AI Glossary Term Suggestions

Feature Availability
Self-Hosted DataHub
DataHub Cloud
info

This feature is currently in closed beta. Reach out to your Acryl representative to get access.

The AI Glossary Term Suggestion automation uses LLMs to suggest Glossary Terms for tables and columns in your data.

This is useful for improving coverage of glossary terms across your organization, which is important for compliance and governance efforts.

This automation can:

  • Automatically suggests glossary terms for tables and columns.
  • Goes beyond a predefined set of terms and works with your business glossary.
  • Generates proposals for owners to review, or can automatically add terms to tables/columns.
  • Automatically adjusts to human-provided feedback and curation (coming soon).

Prerequisites

  • A business glossary with terms defined. Additional metadata, like documentation and existing term assignments, will improve the accuracy of our suggestions.

Configuring

  1. Navigate to Automations: Click on 'Govern' > 'Automations' in the navigation bar.

  2. Create the Automation: Click on 'Create' and select 'AI Glossary Term Suggestions'.

  3. Configure the Automation: Fill in the required fields to configure the automation. The main fields to configure are (1) what terms to use for suggestions and (2) what entities to generate suggestions for.

  4. Once it's enabled, that's it! You'll start to see terms show up in the UI, either on assets or in the proposals page.

How it works

The automation will scan through all the datasets matched by the configured filters. For each one, it will generate suggestions. If new entities are added that match the configured filters, those will also be classified within 24 hours.

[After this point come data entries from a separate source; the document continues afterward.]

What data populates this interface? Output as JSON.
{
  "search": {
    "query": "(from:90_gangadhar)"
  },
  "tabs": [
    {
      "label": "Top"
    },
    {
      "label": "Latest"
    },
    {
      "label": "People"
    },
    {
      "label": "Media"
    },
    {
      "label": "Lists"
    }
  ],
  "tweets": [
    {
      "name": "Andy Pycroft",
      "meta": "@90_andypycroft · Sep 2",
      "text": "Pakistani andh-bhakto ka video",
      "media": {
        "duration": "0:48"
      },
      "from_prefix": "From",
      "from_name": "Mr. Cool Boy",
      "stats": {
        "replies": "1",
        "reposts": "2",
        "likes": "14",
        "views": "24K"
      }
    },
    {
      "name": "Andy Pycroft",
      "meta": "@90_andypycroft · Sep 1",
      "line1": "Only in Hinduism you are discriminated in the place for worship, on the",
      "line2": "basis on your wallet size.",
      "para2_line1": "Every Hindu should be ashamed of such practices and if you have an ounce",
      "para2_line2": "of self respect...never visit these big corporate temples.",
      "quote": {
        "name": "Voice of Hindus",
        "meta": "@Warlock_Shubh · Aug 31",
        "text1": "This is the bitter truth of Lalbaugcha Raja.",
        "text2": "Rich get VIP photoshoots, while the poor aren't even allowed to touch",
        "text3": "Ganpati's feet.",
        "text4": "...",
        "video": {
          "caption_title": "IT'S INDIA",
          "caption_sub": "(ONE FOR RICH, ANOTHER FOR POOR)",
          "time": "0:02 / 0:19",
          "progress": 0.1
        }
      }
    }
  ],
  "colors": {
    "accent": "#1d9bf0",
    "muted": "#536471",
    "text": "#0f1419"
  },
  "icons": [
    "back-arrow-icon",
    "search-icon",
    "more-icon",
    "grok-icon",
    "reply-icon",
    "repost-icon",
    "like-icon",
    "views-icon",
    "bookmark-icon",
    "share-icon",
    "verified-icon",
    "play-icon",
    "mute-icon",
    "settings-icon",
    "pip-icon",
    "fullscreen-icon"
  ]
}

We take into account the following metadata when generating suggestions:

  • Dataset name and description
  • Column name, type, description, and sample values
  • Glossary term name, documentation, and hierarchy
  • Feedback loop: existing assignments and accepted/rejected proposals (coming soon)

Data privacy: Your metadata is not sent to any third-party LLMs. We use AWS Bedrock internally, which means all metadata remains within the Acryl AWS account. We do not fine-tune on customer data.

Limitations

  • A single configured automation can classify at most 10k entities.
  • We cannot do partial reclassification. If you add a new column to an existing table, we won't regenerate suggestions for that table.